The biggest shopping day of the year is just around the corner. If you plan to partake in Black Friday savings, it’s important to consider your credit score along the way. Overspending can lead to inflated debt, loss of savings and even credit score damage. Use the tips below to avoid these issues and keep your credit score in fighting form.
1. Establish a non-negotiable budget.
Black Friday is a consumer free-for-all, and it can be tempting to adopt the same laissez-faire attitude about your own shopping. Be warned: credit scores are not holiday-exempt. Spending too much will increase your credit utilization ratio and overall debt, putting you at risk for credit score damage and financial vulnerability. The fix: set a budget before venturing out. A bottom line will help you keep your costs low and understand when it’s time to stop shopping.
2. Plan ahead.
A list is a lifesaver on Black Friday. In addition to planning your budget, it’s important to construct a game plan to help you save money. Make a list of the items you want to buy and organize them by store. Clip coupons ahead of time to make your savings greater (visit http://blackfriday.com for the latest ads). The bottom line: Savings are achieved by those who plan. Don’t go in empty-handed.
3. Stay home.
Stores are equipped with plenty of online deals that don’t involve waiting in line or fighting the crowds. Avoid the mob mentality by shopping from the comfort of your laptop.
4. Don’t forget the warranty.
A deal is only as good as the fine print. If you are in the market for a new flat-screen TV, be sure it comes with the same warranty as the full-price models.

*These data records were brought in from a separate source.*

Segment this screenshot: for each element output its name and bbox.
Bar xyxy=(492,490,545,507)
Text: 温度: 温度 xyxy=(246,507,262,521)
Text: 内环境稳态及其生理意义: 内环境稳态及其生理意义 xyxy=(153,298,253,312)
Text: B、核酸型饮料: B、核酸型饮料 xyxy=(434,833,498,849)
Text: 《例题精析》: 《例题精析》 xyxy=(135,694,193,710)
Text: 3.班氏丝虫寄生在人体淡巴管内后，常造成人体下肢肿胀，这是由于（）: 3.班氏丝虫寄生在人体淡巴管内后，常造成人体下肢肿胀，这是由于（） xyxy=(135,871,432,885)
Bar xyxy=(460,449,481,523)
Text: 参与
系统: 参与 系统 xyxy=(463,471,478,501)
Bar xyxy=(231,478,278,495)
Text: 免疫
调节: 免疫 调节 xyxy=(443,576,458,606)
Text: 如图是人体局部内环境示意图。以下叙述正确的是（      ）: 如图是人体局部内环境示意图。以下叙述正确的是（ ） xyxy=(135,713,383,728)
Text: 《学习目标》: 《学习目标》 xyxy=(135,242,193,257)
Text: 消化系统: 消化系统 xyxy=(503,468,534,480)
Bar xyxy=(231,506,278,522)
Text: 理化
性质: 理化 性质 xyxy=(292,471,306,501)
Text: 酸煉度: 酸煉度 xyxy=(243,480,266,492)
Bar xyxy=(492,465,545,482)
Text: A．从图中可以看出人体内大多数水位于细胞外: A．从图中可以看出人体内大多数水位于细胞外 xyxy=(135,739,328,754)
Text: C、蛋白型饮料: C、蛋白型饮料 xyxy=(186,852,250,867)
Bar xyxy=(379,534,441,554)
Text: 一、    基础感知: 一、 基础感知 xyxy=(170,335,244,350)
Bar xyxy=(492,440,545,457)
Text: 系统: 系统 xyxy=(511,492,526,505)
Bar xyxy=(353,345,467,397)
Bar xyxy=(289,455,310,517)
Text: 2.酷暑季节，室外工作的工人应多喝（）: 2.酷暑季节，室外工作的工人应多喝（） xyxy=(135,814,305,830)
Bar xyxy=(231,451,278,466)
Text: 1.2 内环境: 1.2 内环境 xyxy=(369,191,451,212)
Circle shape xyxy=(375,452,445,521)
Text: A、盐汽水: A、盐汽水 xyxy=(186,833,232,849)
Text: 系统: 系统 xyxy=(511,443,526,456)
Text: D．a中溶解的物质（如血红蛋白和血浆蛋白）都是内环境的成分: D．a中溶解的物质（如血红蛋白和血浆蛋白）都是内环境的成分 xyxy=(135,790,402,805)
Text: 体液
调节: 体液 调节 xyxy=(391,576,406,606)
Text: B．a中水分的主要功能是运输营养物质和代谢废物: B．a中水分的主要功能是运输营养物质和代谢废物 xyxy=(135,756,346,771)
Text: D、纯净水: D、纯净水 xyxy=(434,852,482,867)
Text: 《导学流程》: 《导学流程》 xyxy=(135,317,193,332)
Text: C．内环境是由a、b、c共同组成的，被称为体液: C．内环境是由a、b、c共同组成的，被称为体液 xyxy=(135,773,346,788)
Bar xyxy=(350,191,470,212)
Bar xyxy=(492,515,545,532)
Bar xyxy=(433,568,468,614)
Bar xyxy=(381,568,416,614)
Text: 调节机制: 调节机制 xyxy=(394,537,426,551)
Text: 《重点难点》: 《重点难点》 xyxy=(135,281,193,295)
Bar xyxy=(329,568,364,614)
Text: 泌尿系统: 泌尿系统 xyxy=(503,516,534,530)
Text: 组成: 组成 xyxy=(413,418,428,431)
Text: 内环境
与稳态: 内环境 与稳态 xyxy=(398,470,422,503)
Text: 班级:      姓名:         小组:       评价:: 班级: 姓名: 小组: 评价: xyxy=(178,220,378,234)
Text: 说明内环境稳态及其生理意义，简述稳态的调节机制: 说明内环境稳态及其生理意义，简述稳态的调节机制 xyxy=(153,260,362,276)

Don’t allow your love of a sale overrule common sense.
5. Take advantage of technology.
Retailers are dying to outdo one another on the biggest shopping day of the year. Take advantage of their motivation with your smartphone. Before buying that new flat-screen at Best Buy, look up the price for the same model at Costco. Ask the store manager to match the price if you find a better deal.
6. Use your credit card wisely.
Credit cards should be used carefully on Black Friday. High interest rates mean paying more for items over time and cancelling out those deep discounts. If you must charge:
- Utilize zero-interest. Department stores usually offer some sort of zero-interest financing, so be sure to ask about your payment options.

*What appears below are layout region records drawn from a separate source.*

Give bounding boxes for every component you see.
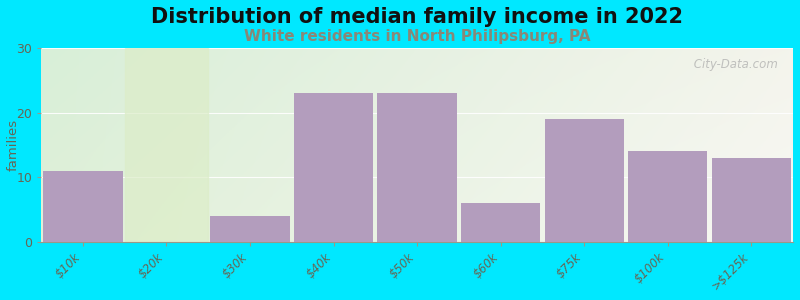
Bar bbox=[378, 93, 457, 242]
Text: City-Data.com: City-Data.com bbox=[690, 58, 778, 70]
Bar bbox=[43, 171, 122, 242]
Bar bbox=[294, 93, 374, 242]
Y-axis label: families: families bbox=[7, 119, 20, 171]
Bar bbox=[545, 119, 624, 242]
Title: Distribution of median family income in 2022: Distribution of median family income in … bbox=[151, 7, 683, 27]
Bar bbox=[125, 48, 208, 242]
Bar bbox=[210, 216, 290, 242]
Text: White residents in North Philipsburg, PA: White residents in North Philipsburg, PA bbox=[244, 29, 590, 44]
Bar bbox=[628, 152, 707, 242]
Bar bbox=[711, 158, 791, 242]
Bar bbox=[461, 203, 540, 242]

- Remember credit utilization. Your credit utilization represents the amount you owe vs. your total credit limit. Keep your credit healthy by never spending more than 25 percent of this limit—both individually and cumulatively. For example, if your Visa credit limit is $4,000, stop charging when you hit the $1,000 mark. If your MasterCard has a limit of $8,000, stop spending at $2,000. Be sure to combine these debts to keep your cumulative ratio under 25 percent as well, e.g., $1,000+$2,000/$4,000+$8,000=$3,000/$12,000=25 percent
- Stick to the budget. A high credit limit is not a license to spend. Use your credit cards as a tool, not a crutch. Stick to your budget and establish a plan to pay off your Black Friday purchases as soon as possible.
7. Think beyond the holidays.
The majority of Black Friday shoppers are focused on Christmas, but that doesn’t mean you can’t take advantage of other deals. Walk through your home and take an inventory. Do you need a new washer and dryer? Why wait until next year when you’ll be paying full price? Consider adjusting your budget to include necessity purchases that extend beyond the holidays. This strategy could save you big bucks in the long run.
8. Avoid enablers.
While one friend will talk you out of a big purchase, another might say “Go ahead, today is supposed to be fun!” Black Friday is not the day to spend time with your enabler friends. Stick with a buddy who shares the same financial philosophy. Goals are maintained with a strong support system.
As we’ve said before, everything is negotiable. You may not score any haggle deals at Target, but car dealerships and furniture stores are another story. Polish your oratory skills and strike a bargain.
10. Maintain your perspective.
Budgets, plans and savings are only effective with the right perspective. If you find yourself making excuses, e.g., “Who cares if I go $150 over my spending limit?” it’s time to take a step back and reexamine your priorities. Few people “need” the items they purchase on Black Friday, and you are probably no exception. On the other hand, you do need emergency savings and a good credit score to keep your finances in control. Don’t sacrifice the important things for temporary thrills and expendable items. Respect your priorities and put your safety first.